Volets fermés, dans le noir total, je passe mes journées à dormir ou à me morfondre sur mon sort, écoutant une playlist Youtube pour coeurs brisés, et touchant à peine aux plateaux-repas que m'apporte ma mère.

Chaque minute me semble autant interminable que très rapide, à naviguer en un tourbillon de souffrance ainsi que d'auto-apitoiement. Au fond, je regrette quelques peu d'avoir quitté le groupe WhatsApp de mes amis... Mais suis trop fière pour demander à le réintégrer.

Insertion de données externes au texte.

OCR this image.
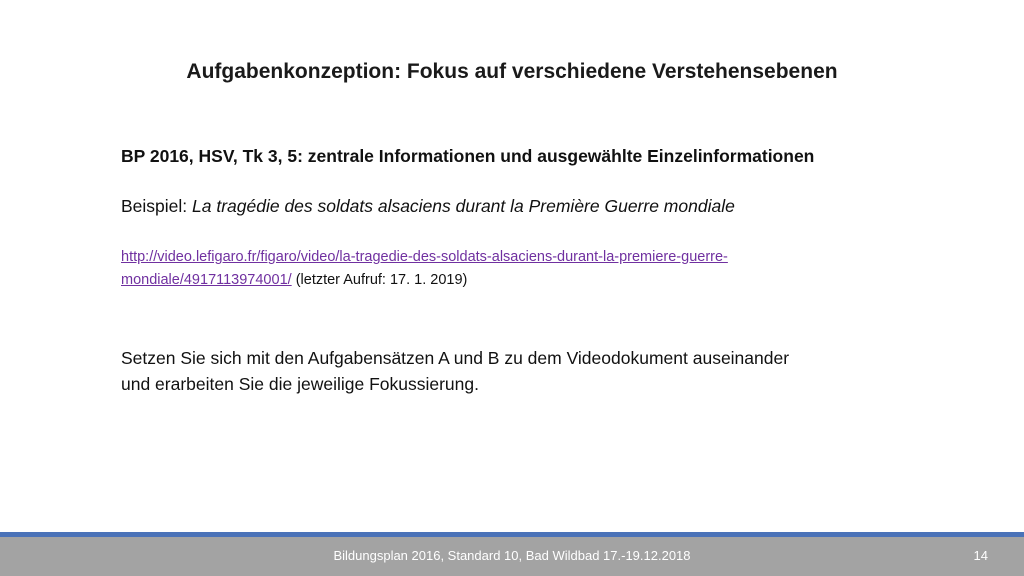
Aufgabenkonzeption: Fokus auf verschiedene Verstehensebenen

BP 2016, HSV, Tk 3, 5: zentrale Informationen und ausgewählte Einzelinformationen

Beispiel: La tragédie des soldats alsaciens durant la Première Guerre mondiale
http://video.lefigaro.fr/figaro/video/la-tragedie-des-soldats-alsaciens-durant-la-premiere-guerre-
mondiale/4917113974001/ (letzter Aufruf: 17. 1. 2019)
Setzen Sie sich mit den Aufgabensätzen A und B zu dem Videodokument auseinander
und erarbeiten Sie die jeweilige Fokussierung.
Bildungsplan 2016, Standard 10, Bad Wildbad 17.-19.12.2018	14
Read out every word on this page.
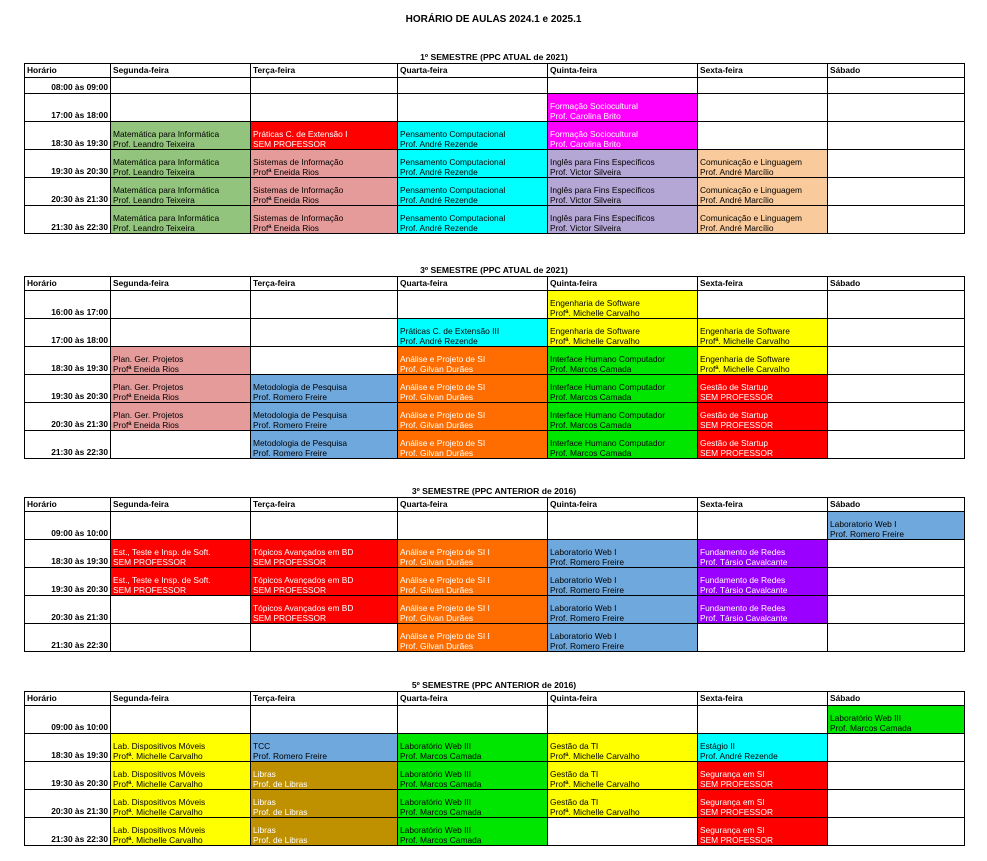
HORÁRIO DE AULAS 2024.1 e 2025.1
1º SEMESTRE (PPC ATUAL de 2021)
Horário	Segunda-feira	Terça-feira	Quarta-feira	Quinta-feira	Sexta-feira	Sábado
08:00 às 09:00						
17:00 às 18:00				Formação Sociocultural
Prof. Carolina Brito		

18:30 às 19:30	Matemática para Informática
Prof. Leandro Teixeira	Práticas C. de Extensão I
SEM PROFESSOR	Pensamento Computacional
Prof. André Rezende	Formação Sociocultural
Prof. Carolina Brito		

19:30 às 20:30	Matemática para Informática
Prof. Leandro Teixeira	Sistemas de Informação
Profª Eneida Rios	Pensamento Computacional
Prof. André Rezende	Inglês para Fins Específicos
Prof. Victor Silveira	Comunicação e Linguagem
Prof. André Marcílio	

20:30 às 21:30	Matemática para Informática
Prof. Leandro Teixeira	Sistemas de Informação
Profª Eneida Rios	Pensamento Computacional
Prof. André Rezende	Inglês para Fins Específicos
Prof. Victor Silveira	Comunicação e Linguagem
Prof. André Marcílio	

21:30 às 22:30	Matemática para Informática
Prof. Leandro Teixeira	Sistemas de Informação
Profª Eneida Rios	Pensamento Computacional
Prof. André Rezende	Inglês para Fins Específicos
Prof. Victor Silveira	Comunicação e Linguagem
Prof. André Marcílio	

3º SEMESTRE (PPC ATUAL de 2021)
Horário	Segunda-feira	Terça-feira	Quarta-feira	Quinta-feira	Sexta-feira	Sábado
16:00 às 17:00				Engenharia de Software
Profª. Michelle Carvalho		

17:00 às 18:00			Práticas C. de Extensão III
Prof. André Rezende	Engenharia de Software
Profª. Michelle Carvalho	Engenharia de Software
Profª. Michelle Carvalho	

18:30 às 19:30	Plan. Ger. Projetos
Profª Eneida Rios		Análise e Projeto de SI
Prof. Gilvan Durães	Interface Humano Computador
Prof. Marcos Camada	Engenharia de Software
Profª. Michelle Carvalho	

19:30 às 20:30	Plan. Ger. Projetos
Profª Eneida Rios	Metodologia de Pesquisa
Prof. Romero Freire	Análise e Projeto de SI
Prof. Gilvan Durães	Interface Humano Computador
Prof. Marcos Camada	Gestão de Startup
SEM PROFESSOR	

20:30 às 21:30	Plan. Ger. Projetos
Profª Eneida Rios	Metodologia de Pesquisa
Prof. Romero Freire	Análise e Projeto de SI
Prof. Gilvan Durães	Interface Humano Computador
Prof. Marcos Camada	Gestão de Startup
SEM PROFESSOR	

21:30 às 22:30		Metodologia de Pesquisa
Prof. Romero Freire	Análise e Projeto de SI
Prof. Gilvan Durães	Interface Humano Computador
Prof. Marcos Camada	Gestão de Startup
SEM PROFESSOR	

3º SEMESTRE (PPC ANTERIOR de 2016)
Horário	Segunda-feira	Terça-feira	Quarta-feira	Quinta-feira	Sexta-feira	Sábado
09:00 às 10:00						Laboratorio Web I
Prof. Romero Freire

18:30 às 19:30	Est., Teste e Insp. de Soft.
SEM PROFESSOR	Tópicos Avançados em BD
SEM PROFESSOR	Análise e Projeto de SI I
Prof. Gilvan Durães	Laboratorio Web I
Prof. Romero Freire	Fundamento de Redes
Prof. Társio Cavalcante	

19:30 às 20:30	Est., Teste e Insp. de Soft.
SEM PROFESSOR	Tópicos Avançados em BD
SEM PROFESSOR	Análise e Projeto de SI I
Prof. Gilvan Durães	Laboratorio Web I
Prof. Romero Freire	Fundamento de Redes
Prof. Társio Cavalcante	

20:30 às 21:30		Tópicos Avançados em BD
SEM PROFESSOR	Análise e Projeto de SI I
Prof. Gilvan Durães	Laboratorio Web I
Prof. Romero Freire	Fundamento de Redes
Prof. Társio Cavalcante	

21:30 às 22:30			Análise e Projeto de SI I
Prof. Gilvan Durães	Laboratorio Web I
Prof. Romero Freire		

5º SEMESTRE (PPC ANTERIOR de 2016)
Horário	Segunda-feira	Terça-feira	Quarta-feira	Quinta-feira	Sexta-feira	Sábado
09:00 às 10:00						Laboratório Web III
Prof. Marcos Camada

18:30 às 19:30	Lab. Dispositivos Móveis
Profª. Michelle Carvalho	TCC
Prof. Romero Freire	Laboratório Web III
Prof. Marcos Camada	Gestão da TI
Profª. Michelle Carvalho	Estágio II
Prof. André Rezende	

19:30 às 20:30	Lab. Dispositivos Móveis
Profª. Michelle Carvalho	Libras
Prof. de Libras	Laboratório Web III
Prof. Marcos Camada	Gestão da TI
Profª. Michelle Carvalho	Segurança em SI
SEM PROFESSOR	

20:30 às 21:30	Lab. Dispositivos Móveis
Profª. Michelle Carvalho	Libras
Prof. de Libras	Laboratório Web III
Prof. Marcos Camada	Gestão da TI
Profª. Michelle Carvalho	Segurança em SI
SEM PROFESSOR	

21:30 às 22:30	Lab. Dispositivos Móveis
Profª. Michelle Carvalho	Libras
Prof. de Libras	Laboratório Web III
Prof. Marcos Camada		Segurança em SI
SEM PROFESSOR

D'ailleurs, Mattéo ne m'a envoyé aucun message depuis le nouvel an. Sarah, elle, a bien essayé de me contacter, de même que Marjorie, laquelle a probablement appris ce qu'il s'est passé de la bouche de son demi-frère... Sauf que je ne parviens à répondre à aucune des deux. C'est au-dessus de mes forces.

Au bout de trois jours passés à me morfondre ainsi, c'est Aurore qui finit par tambouriner à ma porte de manière frénétique.

— Bon, Lalie, ça suffit maintenant, ouvre-moi !

Je monte le volume de ma musique sans daigner répondre.

— Lalie ! insiste-t-elle. C'est ridicule ! Que tu veuilles pas te confier aux parents, je comprends, mais à moi tu peux ! Je sais qu'on est en froid, seulement... S'il te plaît, parle-moi... Il fut un temps pas si lointain où on se disait tout, j'te rappelle...

Un court silence s'installe, jusqu'à ce qu'elle reprenne de plus belle :

— Ça a un rapport avec Mattéo, pas vrai ? Il s'est passé un truc lors du réveillon ?

Sa question me fait tressaillir ; les images que j'ai tenté de chasser de mon esprit au cours des dernières soixante-douze heures me reviennent d'un seul coup, m'assaillent de toute part, avant de faire émerger des larmes au bord de mes yeux.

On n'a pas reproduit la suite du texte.